Realization of hyperelliptic families with the hyperelliptic semistable monodromies (Q2504126)

Let \(\Sigma _g\) be a compact real surface of genus \(g\geq 2\) without boundary. An involution \(I\) of \(\Sigma _g\) is hyperelliptic if it has \(2g+2\) fixed points. Denote by \({\mathcal M}_g\) the mapping class group of genus \(g\). Call \(\Phi \in {\mathcal M}_g\) a hyperelliptic element with \(I\) if there exists a homeomorphism \(\widetilde{\Phi}\) whose isotopy class is \(\Phi\) and which satisfies \(I\circ \tilde{\Phi}=\widetilde{\Phi}\circ I\) as a map.
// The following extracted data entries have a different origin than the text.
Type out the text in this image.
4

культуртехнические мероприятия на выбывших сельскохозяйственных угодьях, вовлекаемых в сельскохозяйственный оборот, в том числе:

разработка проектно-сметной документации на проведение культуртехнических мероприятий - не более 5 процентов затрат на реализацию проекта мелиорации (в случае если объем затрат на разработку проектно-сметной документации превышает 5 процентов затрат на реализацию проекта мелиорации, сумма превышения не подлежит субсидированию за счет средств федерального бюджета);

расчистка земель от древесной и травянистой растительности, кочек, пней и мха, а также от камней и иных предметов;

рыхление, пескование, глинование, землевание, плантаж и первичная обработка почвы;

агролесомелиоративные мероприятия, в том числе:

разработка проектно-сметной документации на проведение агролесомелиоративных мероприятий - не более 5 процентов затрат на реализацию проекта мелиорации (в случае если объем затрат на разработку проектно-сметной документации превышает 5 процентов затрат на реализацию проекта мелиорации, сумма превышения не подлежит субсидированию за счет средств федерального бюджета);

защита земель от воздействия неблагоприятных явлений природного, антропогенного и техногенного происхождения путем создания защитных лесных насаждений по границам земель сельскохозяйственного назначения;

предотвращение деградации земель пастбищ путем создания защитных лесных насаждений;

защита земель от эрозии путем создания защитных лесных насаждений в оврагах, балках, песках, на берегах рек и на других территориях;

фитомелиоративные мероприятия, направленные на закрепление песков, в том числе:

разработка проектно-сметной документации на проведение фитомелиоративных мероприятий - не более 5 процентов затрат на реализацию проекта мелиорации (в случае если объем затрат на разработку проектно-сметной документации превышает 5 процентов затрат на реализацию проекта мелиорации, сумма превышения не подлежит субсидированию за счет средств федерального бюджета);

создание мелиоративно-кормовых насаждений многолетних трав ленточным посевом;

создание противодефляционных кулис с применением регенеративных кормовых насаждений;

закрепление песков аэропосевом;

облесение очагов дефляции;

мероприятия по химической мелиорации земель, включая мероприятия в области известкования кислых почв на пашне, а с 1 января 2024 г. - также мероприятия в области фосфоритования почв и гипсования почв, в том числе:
Denote by \([\Phi ]\) the conjugacy class of \(\Phi\) in \({\mathcal M}_g\). An element \(\Phi\) is called semistable if there exists a disjoint union of simple closed curves \({\mathcal C}:=\{ C_i\} _{i=1,2,\ldots ,r}\) and positive integers \(\{ n_i\} _{i=1,2,\ldots ,r}\) satisfying \(\Phi =D_{C_1}^{n_1}\cdots D_{C_r}^{n_r}\). Theorem. Let \(\Phi\) be a hyperelliptic semistable element. Then there exists a hyperelliptic family with monodromy \([\Phi ]\).